Ces données montrent un pic en 1979, un déclin pendant les années 1980 et une remontée au cours des années 1990. Cette tendance est la plus notable chez les élèves de onzième année, l’usage du cannabis dans cette catégorie d’adolescents étant passé de 39,4 % en 1977 à 50,2 % en 1979, pour chuter à 20,3 % en 1991 et ensuite remonter à 48,1 % en 1999. Cette tendance de changement à long terme est presque équivalente à celle qu’on retrouve chez les élèves américains. En fait, il existe une covariance très étroite des taux observés en Ontario et aux États-Unis, au fil du temps.
Bien que les données sur les tendances existant dans d’autres régions soient limitées, on observe des augmentations similaires de l’usage du cannabis pendant les années 1990 au Manitoba (augmentation de 26 % en 1993 à 37 % en 1997), en Nouvelle-Écosse (augmentation de 17 % en 1991 à 32 % en 1996, puis à 38 % en 1998) et au Nouveau-Brunswick (augmentation de 17 % en 1992 à 29 % en 1996, puis à 35 % en 2002).

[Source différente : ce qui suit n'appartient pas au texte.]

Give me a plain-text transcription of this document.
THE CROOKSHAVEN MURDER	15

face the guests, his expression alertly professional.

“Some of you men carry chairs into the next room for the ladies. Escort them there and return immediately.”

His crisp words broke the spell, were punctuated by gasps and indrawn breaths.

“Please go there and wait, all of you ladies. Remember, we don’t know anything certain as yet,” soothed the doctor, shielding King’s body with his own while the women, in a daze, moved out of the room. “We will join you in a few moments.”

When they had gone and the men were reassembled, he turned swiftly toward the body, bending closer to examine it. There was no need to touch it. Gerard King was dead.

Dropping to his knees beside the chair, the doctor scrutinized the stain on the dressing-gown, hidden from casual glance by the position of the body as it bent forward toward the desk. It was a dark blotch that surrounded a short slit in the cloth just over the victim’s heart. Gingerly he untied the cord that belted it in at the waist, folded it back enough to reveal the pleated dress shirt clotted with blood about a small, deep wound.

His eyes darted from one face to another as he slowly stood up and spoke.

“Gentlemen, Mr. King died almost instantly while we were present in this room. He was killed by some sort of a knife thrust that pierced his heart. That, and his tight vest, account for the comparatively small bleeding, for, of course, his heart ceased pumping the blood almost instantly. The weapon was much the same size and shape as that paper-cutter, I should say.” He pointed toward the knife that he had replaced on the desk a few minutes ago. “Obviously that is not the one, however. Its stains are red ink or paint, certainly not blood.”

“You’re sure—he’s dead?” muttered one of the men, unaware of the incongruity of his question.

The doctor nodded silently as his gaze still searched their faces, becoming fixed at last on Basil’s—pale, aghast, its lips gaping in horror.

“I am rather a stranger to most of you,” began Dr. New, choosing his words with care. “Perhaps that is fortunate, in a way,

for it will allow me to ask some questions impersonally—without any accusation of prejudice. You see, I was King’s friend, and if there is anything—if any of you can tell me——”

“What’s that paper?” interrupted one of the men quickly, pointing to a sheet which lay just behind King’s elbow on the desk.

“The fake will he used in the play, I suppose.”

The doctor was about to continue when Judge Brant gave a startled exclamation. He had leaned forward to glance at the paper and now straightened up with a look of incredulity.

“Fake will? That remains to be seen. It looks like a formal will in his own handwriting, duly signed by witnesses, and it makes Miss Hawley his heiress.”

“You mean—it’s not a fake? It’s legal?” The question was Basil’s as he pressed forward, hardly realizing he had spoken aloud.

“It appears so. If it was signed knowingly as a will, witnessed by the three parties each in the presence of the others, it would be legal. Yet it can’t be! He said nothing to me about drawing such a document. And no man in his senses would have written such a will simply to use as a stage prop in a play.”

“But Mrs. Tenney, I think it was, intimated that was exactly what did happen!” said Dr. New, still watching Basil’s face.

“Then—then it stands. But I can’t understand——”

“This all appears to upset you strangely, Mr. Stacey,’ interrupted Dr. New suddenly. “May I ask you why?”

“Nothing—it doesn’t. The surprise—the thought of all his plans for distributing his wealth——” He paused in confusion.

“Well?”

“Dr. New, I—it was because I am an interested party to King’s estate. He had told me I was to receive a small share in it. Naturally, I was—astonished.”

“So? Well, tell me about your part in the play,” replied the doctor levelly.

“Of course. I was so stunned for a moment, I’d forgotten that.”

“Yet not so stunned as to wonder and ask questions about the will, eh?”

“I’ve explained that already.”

Selon certaines indications, la fréquence et l’intensité de l’usage du cannabis se sont également accrues. Du fait que le Sondage sur la consommation de drogues parmi les élèves de l’Ontario (SCDEO) fournit des données sur les tendances à long terme, nous nous en sommes tenus à cette source. En premier lieu, ces données montrent que l’usage fréquent a connu une hausse au cours des années 1990, après avoir chuté régulièrement entre 1979 et 1989. D’après la figure 2, les utilisateurs de cannabis ont diminué leur consommation moyenne au cours des dernières années de17,1 à 9,6 fois, et le pourcentage d’utilisateurs en ayant consommé 40 fois ou plus a baissé de 25,8 à 9,7 %. Cette tendance s’est inversée en 1989 ; ainsi, le pourcentage d’utilisateurs de cannabis ayant déclaré en avoir consommé 40 fois ou plus a progressé de façon significative, soit de 9,7 à 20,9 % en 2001, et le nombre moyen de fois où ils en ont consommé a aussi grimpé de 9,6 à 15,4 fois. Entre 1999 et 2001, la fréquence de consommation est demeurée stable (15,0 fois, comparativement à 15,4 fois), de même que le pourcentage d’utilisateurs ayant signalé en avoir consommé 40 fois ou plus (21 %). La consommation quotidienne de cannabis a également augmenté parmi ses utilisateurs au cours de la dernière décennie. Ainsi, entre 1997 et 2001, de 8 à 9 % des utilisateurs de cannabis (3 % de tous les élèves) ont déclaré en consommer tous les jours, comparativement à des pourcentages estimés de 3 à 4 % entre 1987 et 1989 (moins de 1 % de tous les élèves). Si on considère que le rapport entre la consommation quotidienne parmi l’échantillon total et la consommation au cours de la dernière année (c.-à-d. taux d’usage quotidien/taux d’usage des douze derniers mois) est un indicateur de l’intensité relative de l’usage du cannabis, alors on peut dire que ce taux est plus élevé en 2001 (0,10), par comparaison avec les enquêtes antérieures des années 1990 (0,07-0,08), et particulièrement comparativement à celui de 1987 (0,04).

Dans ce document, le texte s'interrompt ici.